YILDIRIM, ÜLKÜ; Bilgiç, Bilge; Kebudi, Rejin

doi:10.1002/1545-5017.70084

Staining the Invisible: Immunohistochemistry for Early Detection of Mismatch Repair Deficiency in Pediatric High-Grade Brain Tumors

YILDIRIM Ü. M., Bilgiç B., Kebudi R.

Pediatric Blood and Cancer, cilt.73, sa.2, 2026 (SCI-Expanded, Scopus)

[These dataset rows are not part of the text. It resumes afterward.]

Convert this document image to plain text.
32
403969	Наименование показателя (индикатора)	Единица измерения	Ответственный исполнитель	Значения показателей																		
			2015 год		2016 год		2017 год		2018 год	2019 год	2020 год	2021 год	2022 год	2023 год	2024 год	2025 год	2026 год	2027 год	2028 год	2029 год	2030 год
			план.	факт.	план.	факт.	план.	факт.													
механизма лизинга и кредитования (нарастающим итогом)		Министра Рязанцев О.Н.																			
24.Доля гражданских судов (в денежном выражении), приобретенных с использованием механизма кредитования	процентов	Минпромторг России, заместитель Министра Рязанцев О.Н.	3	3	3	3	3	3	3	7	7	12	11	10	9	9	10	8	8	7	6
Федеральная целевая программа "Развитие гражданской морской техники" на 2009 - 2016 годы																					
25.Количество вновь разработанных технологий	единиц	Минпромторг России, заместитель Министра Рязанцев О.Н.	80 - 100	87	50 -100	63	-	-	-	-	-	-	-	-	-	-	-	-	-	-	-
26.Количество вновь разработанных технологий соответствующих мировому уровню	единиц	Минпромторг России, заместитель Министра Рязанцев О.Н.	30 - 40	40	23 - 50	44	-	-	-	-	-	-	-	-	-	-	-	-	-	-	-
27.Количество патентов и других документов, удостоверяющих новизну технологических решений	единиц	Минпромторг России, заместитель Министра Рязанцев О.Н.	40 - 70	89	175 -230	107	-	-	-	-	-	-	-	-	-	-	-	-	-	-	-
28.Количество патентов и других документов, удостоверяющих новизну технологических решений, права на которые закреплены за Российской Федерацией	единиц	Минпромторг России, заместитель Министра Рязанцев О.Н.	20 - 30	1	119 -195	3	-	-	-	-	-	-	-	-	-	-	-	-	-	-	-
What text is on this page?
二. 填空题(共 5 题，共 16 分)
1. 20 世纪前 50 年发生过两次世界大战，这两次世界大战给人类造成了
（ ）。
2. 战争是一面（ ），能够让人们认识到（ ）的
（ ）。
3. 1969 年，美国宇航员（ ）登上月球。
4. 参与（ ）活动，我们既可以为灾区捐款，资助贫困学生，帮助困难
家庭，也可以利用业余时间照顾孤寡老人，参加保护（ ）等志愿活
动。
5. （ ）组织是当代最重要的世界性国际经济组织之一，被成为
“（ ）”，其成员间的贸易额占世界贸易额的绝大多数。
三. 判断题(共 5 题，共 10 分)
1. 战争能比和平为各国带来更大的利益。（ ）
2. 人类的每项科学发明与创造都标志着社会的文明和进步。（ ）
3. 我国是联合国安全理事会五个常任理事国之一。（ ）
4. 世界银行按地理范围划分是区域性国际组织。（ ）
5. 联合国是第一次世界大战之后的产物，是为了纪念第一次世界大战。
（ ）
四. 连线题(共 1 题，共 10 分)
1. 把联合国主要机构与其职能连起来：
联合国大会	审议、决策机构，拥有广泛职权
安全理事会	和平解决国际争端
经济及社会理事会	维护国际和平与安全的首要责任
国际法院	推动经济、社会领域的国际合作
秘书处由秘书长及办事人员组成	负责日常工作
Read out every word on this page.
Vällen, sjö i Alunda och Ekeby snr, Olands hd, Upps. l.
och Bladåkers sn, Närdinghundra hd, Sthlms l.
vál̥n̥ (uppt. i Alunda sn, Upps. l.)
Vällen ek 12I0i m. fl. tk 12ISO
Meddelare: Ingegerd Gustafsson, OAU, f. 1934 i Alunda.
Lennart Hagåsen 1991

Yayın Türü: Makale / Tam Makale
Cilt numarası: 73 Sayı: 2
Basım Tarihi: 2026
Doi Numarası: 10.1002/1545-5017.70084
Dergi Adı: Pediatric Blood and Cancer
Derginin Tarandığı İndeksler: Science Citation Index Expanded (SCI-EXPANDED), Scopus, BIOSIS, CINAHL, EMBASE, MEDLINE
Anahtar Kelimeler: CMMRD, immunohistochemistry, mismatch repair deficiency, pediatric brain tumors
İstanbul Üniversitesi Adresli: Evet

Özet

Constitutional mismatch repair deficiency (CMMRD) is a rare autosomal recessive cancer predisposition syndrome, affecting primarily individuals from consanguineous families, leading to multiple childhood cancers, particularly high-grade central nervous system (CNS) tumors. We retrospectively analyzed 21 pediatric brain tumor samples for mismatch repair (MMR) protein expression via immunohistochemistry (IHC). One patient (4.7%) with anaplastic astrocytoma showed loss of MSH6. CMMRD was confirmed in this case via genetic testing in a sibling. IHC is a practical, low-cost screening tool, especially in resource-limited settings. Routine IHC for MMR proteins in pediatric high-grade CNS tumors may facilitate early CMMRD detection, optimize treatment, and support genetic counseling.